The site is in 25 feet of water and is right next to the entrance and exit to Kewalo Basin Harbor. This is smack dab on the shores of downtown Honolulu! Because of its close proximity to the harbor a lot of fishing gear, tires, beer bottles, and plastic wrappers are littering the reef structure.
The group who had been cleaning the site is affiliated with a company called Nudi Wear. They invited ODA to come along because we have a lot of specialized equipment that they didn’t have.
In addition to Ken Staples and ODA’s Oahu Dive Team Coordinator Glenn Roberts, five more ODA divers showed up: Scott Burrell, Claudia Jensen, Tom Marquette, Christine Peng, and Jamie Urbana.
That put the total number of divers at 19!

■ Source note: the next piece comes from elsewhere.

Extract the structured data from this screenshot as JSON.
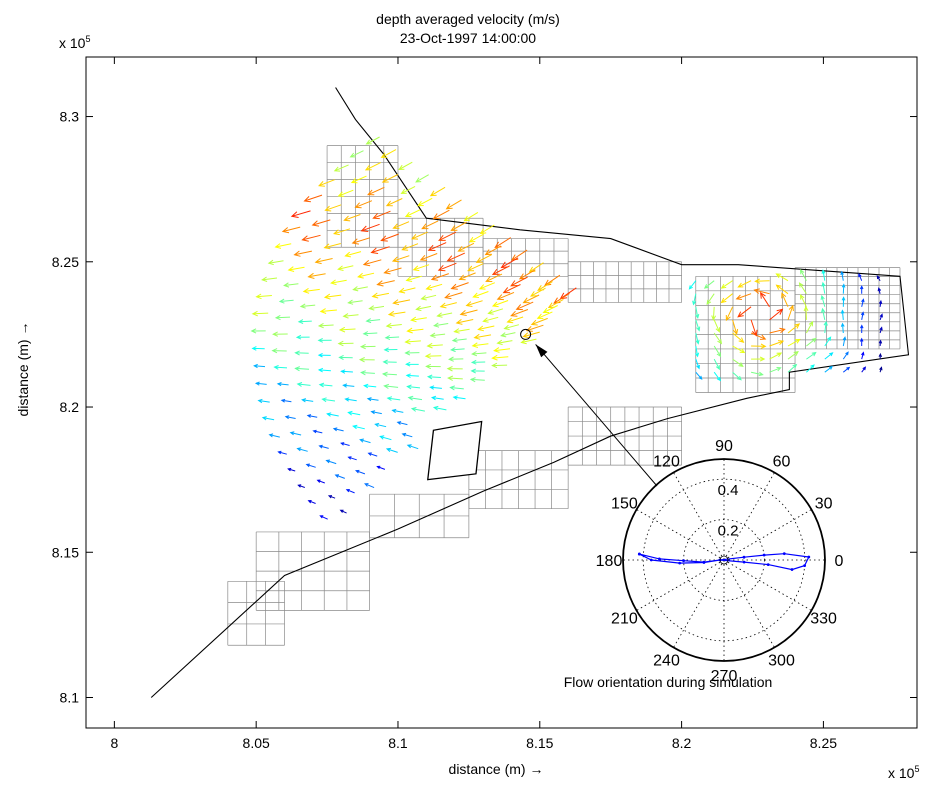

Easy Pickins and Lots of Nasty Debris
The reef is about 200 yards offshore, so it didn’t take long to swim out to the site, and because it was so shallow, they were down for over an hour. The seas were flat, and the vis was reasonable at roughly 50 feet.
They found all kinds of nasty debris that destroys corals when the winter storms create rough waters that throw that debris all over the place, like leaves on a windy day.
This is a site known to have green sea turtles lounging around on the sandy floor, as well as white tip reef sharks patrolling the area. Their presence makes it really important to keep the area free of marine debris.
The volunteer divers came to the surface with 70 pounds of lead fishing weights, 2,000 feet of fishing line, sections of gill net, beer cans, water bottles, a cooking grill, a car tire, a computer, a plastic battery case, and a slew of other man-made debris.
We’ll Be Baaack!
Because this dive site is situated so close to the harbor, our friends have been going back to clean the site several times a year.
We’re glad that they showed us the need for debris removal since we’re the “cleaning crew of the oceans!” Now this place is on list of sites to visit repeatedly.
Thanks to everyone who gave their time and energy! It’s great to continue to expand ODA’s efforts to keep Hawai’i beautiful!!